Katniss Everdeen (Jennifer Lawrence) |
Para
quem não sabe, a personagem principal do romance é Katniss Everdeen. Moradora
do Distrito 12, que cuida da mineração de carvão, Katniss se oferece como
tributo para salvar a pele da irmã mais nova. O outro escolhido é o aprendiz de
padeiro Peeta Mellark, que serve de polo para o triângulo amoroso exigido pela
editora para que a trilogia pudesse fazer frente ao fenômeno Crepúsculo. Se
Peeta é o Edward da distopia de Suzane Collins, o lobisomem da vez é Gale
Hawthorne, melhor amigo de Katniss, com quem a personagem se aventura em
caçadas ilegais na floresta que cerca o distrito.

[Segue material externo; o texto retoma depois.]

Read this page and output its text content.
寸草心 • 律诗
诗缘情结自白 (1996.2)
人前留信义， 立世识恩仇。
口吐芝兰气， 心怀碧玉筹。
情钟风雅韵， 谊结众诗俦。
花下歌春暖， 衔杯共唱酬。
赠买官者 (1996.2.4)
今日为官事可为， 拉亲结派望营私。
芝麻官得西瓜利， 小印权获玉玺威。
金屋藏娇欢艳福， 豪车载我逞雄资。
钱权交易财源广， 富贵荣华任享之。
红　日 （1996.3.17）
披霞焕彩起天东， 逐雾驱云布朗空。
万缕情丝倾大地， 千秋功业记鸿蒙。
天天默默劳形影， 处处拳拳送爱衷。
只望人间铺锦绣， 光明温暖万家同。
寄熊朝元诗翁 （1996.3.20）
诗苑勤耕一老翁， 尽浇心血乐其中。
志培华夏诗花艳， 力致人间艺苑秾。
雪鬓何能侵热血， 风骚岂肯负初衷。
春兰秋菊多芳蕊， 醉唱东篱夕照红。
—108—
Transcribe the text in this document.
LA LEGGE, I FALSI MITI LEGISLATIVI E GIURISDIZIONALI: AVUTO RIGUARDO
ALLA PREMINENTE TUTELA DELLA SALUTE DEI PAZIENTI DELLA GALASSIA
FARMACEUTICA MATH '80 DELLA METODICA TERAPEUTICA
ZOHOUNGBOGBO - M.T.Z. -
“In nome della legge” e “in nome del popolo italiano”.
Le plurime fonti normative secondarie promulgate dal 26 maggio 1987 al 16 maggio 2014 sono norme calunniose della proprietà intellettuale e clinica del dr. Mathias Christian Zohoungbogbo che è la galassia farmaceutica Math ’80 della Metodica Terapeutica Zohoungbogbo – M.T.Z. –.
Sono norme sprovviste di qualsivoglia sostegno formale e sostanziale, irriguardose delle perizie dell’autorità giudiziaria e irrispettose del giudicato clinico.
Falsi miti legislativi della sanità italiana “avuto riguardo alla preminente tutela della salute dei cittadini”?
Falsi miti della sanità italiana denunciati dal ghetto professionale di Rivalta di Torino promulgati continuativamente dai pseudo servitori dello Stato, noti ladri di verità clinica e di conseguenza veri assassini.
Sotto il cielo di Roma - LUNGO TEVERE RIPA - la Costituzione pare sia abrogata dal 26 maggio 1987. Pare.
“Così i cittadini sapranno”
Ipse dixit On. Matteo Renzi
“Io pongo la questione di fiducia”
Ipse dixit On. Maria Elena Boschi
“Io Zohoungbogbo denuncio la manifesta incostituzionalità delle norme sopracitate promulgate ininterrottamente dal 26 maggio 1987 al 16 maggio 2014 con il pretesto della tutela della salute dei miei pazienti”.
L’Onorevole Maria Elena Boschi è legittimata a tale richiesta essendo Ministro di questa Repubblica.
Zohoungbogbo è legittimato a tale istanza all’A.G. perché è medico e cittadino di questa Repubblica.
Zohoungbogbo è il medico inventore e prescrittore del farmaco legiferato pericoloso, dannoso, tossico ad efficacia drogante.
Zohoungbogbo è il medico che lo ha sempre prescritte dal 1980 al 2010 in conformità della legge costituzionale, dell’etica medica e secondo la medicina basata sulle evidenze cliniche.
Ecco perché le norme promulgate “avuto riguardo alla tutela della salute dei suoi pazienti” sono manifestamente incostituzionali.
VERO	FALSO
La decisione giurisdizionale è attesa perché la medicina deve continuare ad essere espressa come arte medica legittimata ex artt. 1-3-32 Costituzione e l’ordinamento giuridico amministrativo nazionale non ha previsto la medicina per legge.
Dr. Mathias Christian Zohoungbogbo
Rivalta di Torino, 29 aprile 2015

Gale (Liam Hemsworth) e Peeta (Josh Hutcherson) |
A
adaptação para o cinema correu da melhor maneira possível, em parte porque Jogos
Vorazes é uma história feita para ser contada em imagem, dado o importante papel que as representações midiáticas ocupam na trama. O outro motivo é o cuidado na transposição para a tela grande
para não deixar o filme longo demais, confuso demais ou verborrágico demais.
Embora alguns detalhes essenciais - como o motivo pelo qual o nome de Gale
entrou mais de 40 vezes no sorteio - tenham ficado perdidos na sala de montagem
(ou na lixeira do roteirista, sei lá), o diretor Gary Ross optou por deixar de
fora uma série de cenas desnecessárias, ou por substituí-las por algo mais
simples e igualmente funcional. O filme também ganha pontos por ampliar o
universo de Panem: enquanto o livro é todo narrado do ponto de vista de
Katniss, a adaptação para os cinemas permite que conheçamos um pouco mais os
personagens da Capital e os interesses por trás do sangrento reality show. Os dois
maiores erros do filme em si são a forma como a comida, que tem um papel
fundamental no futuro repleto de pessoas famintas em que a trama se situa, é
relegada a segundo plano e a extrema limpeza dos personagens, que estão sempre
de cabelinhos cuidadosamente penteados, seja na miséria do Distrito 12 ou na
arena dos Jogos. A maquiagem hollywoodiana chega ao ponto de tirar da história
a perna amputada de Peeta, enquanto tenta devolver o ar realista à trama com o
uso exagerado de câmeras trêmulas.
Katniss e Rue, depois de dias na arena. |
Já
do lado de fora da tela, é possível encontrar duas faltas muito mais graves na
pré-produção e no período de divulgação do filme. A primeira é o whitewashing
pelo qual passou Katniss Everdeen: descrita no livro como tendo a pele morena,
a personagem teve seu teste de elenco aberto apenas para atrizes caucasianas e
acabou sendo interpretada por Jennifer Lawrence. O segundo problema se deve a
um setor babaca do fandom de Jogos Vorazes que criticou a escalação da pequena
Amandla Stenberg como Rue, a menina do Distrito 11 com quem Katniss forma uma
aliança e que é descrita por Collins como tendo a pele e os olhos escuros. A
escolha deu origem a uma série de tweets ofensivos (reunidos no tumblr Hunger Games Tweets)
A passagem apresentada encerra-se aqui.